In 1980 Wathan hit .305/.377/.406, which was a solid year in 1980, but hardly spectacular, given that his OPS+ was just 115 for this line. (Before steroids destroyed our national innocence all games were 2-1 pitchers duels that everyone loved because the game was played the RIGHT WAY!!!) Wathan's batting average and on-base percentage are nice, certainly so for a catcher, and he did have 17 steals, which was his forte as a player.

Still, tenth best in the American League? Let's start with the fact that Wathan only played in 126 games and only caught in 76 games (a huge part of his value). Wathan played a number of games at first and in the outfield corners, where his hitting numbers were much less impactful. Darrell Porter actually logged more innings at catcher for the '80 Royals than Wathan did. I can't speak to his defensive value, but I'll give Wathan the benefit of the doubt and say he was good, he was a good athlete and a fast runner, but he was also a catcher. His somewhat limited playing time and the fact that huge chunks of it did not come at catcher is a huge mark against seriously considering Wathan as a top player in the league. This is especially true given that, unlike today, pitchers were a part of the MVP discussion. Neither Wathan's BA or OBP were in the top 10 in the American League, and his .406 slugging was sixth best on his own team.

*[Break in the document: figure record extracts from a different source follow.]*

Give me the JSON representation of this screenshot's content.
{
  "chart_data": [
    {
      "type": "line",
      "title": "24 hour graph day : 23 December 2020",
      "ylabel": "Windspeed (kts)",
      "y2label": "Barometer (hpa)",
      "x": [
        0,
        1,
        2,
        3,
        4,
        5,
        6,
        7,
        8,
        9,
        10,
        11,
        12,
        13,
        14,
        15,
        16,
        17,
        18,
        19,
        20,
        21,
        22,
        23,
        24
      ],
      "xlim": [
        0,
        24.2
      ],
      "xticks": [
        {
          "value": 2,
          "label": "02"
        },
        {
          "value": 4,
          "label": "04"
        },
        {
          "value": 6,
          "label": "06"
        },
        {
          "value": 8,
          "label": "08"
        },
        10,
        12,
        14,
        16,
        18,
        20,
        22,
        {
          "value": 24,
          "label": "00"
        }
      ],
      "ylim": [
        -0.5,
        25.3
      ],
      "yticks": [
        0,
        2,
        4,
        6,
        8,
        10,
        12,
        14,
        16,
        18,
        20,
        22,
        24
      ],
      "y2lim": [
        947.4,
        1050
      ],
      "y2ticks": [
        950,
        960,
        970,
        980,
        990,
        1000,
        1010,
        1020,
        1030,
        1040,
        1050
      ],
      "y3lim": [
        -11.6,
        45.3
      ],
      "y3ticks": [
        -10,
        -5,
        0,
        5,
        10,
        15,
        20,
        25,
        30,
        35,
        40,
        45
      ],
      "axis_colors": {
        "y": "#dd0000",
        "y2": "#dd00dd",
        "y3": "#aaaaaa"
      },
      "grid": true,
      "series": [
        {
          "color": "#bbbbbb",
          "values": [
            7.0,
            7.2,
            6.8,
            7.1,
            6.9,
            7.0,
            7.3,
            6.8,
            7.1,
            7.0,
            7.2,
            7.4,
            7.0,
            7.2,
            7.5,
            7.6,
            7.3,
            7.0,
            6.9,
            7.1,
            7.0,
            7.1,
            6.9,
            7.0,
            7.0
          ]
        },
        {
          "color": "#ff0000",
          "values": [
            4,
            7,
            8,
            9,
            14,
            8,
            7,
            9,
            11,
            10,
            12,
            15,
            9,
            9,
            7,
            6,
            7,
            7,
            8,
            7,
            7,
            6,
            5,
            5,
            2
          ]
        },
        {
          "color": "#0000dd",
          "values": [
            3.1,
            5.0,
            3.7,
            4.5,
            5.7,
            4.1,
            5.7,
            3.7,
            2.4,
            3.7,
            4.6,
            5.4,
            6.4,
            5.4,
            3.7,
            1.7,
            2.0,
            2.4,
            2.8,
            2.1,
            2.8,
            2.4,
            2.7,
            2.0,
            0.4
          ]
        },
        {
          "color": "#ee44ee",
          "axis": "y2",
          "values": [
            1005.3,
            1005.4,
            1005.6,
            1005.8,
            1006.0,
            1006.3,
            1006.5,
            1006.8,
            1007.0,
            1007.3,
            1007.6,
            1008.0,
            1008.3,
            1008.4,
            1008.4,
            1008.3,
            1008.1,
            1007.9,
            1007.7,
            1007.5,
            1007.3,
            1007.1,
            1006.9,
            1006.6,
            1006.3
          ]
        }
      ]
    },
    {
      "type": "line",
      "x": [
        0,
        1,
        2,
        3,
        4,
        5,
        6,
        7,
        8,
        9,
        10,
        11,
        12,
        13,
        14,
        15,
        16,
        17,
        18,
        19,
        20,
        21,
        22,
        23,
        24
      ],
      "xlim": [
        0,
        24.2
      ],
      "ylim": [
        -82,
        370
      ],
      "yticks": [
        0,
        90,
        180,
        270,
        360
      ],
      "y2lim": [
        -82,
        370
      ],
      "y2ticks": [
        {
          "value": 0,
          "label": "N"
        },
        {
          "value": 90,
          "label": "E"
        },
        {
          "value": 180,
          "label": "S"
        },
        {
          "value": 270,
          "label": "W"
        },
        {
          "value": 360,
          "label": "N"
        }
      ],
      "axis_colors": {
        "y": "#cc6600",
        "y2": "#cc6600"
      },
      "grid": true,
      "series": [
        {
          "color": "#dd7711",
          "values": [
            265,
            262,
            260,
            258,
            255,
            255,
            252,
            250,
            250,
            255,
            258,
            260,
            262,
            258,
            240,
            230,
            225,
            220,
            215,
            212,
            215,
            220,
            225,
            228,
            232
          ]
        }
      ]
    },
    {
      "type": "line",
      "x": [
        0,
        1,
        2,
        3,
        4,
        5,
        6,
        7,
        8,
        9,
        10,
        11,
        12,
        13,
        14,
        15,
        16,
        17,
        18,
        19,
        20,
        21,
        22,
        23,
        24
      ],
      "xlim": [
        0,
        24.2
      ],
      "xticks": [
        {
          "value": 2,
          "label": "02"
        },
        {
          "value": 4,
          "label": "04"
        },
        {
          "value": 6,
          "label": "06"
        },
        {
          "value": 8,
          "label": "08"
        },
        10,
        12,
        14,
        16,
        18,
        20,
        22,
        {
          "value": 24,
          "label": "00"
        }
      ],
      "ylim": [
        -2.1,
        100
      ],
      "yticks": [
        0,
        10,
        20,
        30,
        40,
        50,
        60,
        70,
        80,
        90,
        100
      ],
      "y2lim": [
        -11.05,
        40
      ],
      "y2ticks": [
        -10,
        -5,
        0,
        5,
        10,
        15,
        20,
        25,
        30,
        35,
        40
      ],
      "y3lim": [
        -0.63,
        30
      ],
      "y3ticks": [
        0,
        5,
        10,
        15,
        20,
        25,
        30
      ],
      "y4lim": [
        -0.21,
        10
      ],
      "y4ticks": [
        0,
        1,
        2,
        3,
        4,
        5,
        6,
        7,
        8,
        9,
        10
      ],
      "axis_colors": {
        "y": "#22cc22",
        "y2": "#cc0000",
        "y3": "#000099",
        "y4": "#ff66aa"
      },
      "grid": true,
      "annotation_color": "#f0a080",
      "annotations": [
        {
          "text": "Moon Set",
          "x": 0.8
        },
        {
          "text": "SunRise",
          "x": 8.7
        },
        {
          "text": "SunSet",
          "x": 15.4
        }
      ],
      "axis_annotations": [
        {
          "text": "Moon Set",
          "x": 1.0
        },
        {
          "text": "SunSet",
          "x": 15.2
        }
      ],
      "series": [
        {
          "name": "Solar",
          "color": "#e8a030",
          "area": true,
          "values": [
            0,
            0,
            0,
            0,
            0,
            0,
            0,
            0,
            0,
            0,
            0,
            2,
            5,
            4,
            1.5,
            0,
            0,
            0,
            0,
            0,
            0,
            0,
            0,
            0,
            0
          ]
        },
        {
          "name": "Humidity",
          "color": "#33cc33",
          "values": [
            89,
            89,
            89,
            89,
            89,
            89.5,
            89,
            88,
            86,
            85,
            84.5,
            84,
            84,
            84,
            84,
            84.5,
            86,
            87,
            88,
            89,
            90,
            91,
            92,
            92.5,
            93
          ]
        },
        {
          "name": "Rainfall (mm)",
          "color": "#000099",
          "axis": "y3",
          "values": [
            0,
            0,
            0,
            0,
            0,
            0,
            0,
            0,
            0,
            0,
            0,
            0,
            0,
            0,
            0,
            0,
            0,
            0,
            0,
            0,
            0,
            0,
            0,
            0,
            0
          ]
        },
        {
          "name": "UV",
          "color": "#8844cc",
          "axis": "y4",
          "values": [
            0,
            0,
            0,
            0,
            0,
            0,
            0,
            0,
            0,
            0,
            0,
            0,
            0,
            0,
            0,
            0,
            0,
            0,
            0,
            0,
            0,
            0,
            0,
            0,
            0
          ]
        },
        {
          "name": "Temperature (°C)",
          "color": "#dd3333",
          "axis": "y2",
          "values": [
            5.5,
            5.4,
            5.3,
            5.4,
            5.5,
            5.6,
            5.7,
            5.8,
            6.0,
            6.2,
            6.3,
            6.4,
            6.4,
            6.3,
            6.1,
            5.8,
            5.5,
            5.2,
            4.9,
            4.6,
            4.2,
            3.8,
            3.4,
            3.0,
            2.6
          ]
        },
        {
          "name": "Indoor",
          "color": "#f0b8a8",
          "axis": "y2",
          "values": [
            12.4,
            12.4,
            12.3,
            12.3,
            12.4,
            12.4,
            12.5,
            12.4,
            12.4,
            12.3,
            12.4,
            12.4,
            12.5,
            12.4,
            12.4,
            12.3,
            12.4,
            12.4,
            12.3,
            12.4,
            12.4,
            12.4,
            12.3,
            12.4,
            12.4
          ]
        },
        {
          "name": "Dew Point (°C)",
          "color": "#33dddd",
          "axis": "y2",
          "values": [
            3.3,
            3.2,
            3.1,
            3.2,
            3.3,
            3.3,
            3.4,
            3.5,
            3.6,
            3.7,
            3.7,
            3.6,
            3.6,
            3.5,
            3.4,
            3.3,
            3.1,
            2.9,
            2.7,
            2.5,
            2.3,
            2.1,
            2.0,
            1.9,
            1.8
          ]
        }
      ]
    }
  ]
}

In defense of whomever voted for Wathan, his inclusion on someone's ballot may not have even been the weirdest vote that year. The perenially overrated Tony Perez and his .320 OBP snagged 2 points for some reason. Two batting average and nothing else guys -- Mickey Rivers and Miguel Dilone -- enjoyed sizable support. All evidence suggests this was a pretty bad era for baseball awards voting, given that it was the height of the attitudes that guys like Bill James were so annoyed by that they were compelled to start writing about it.

Nevertheless, it was a great year for Wathan, who had an up and down career, both as a player and a manager. Moreover, it was a great year for the Royals and a number of individuals on the team. In addition to Brett's MVP win, Quiz finished 8th in the MVP voting and 5th in the Cy Young. For good measure, somewhat forgotten Royal Larry Gura finished 6th.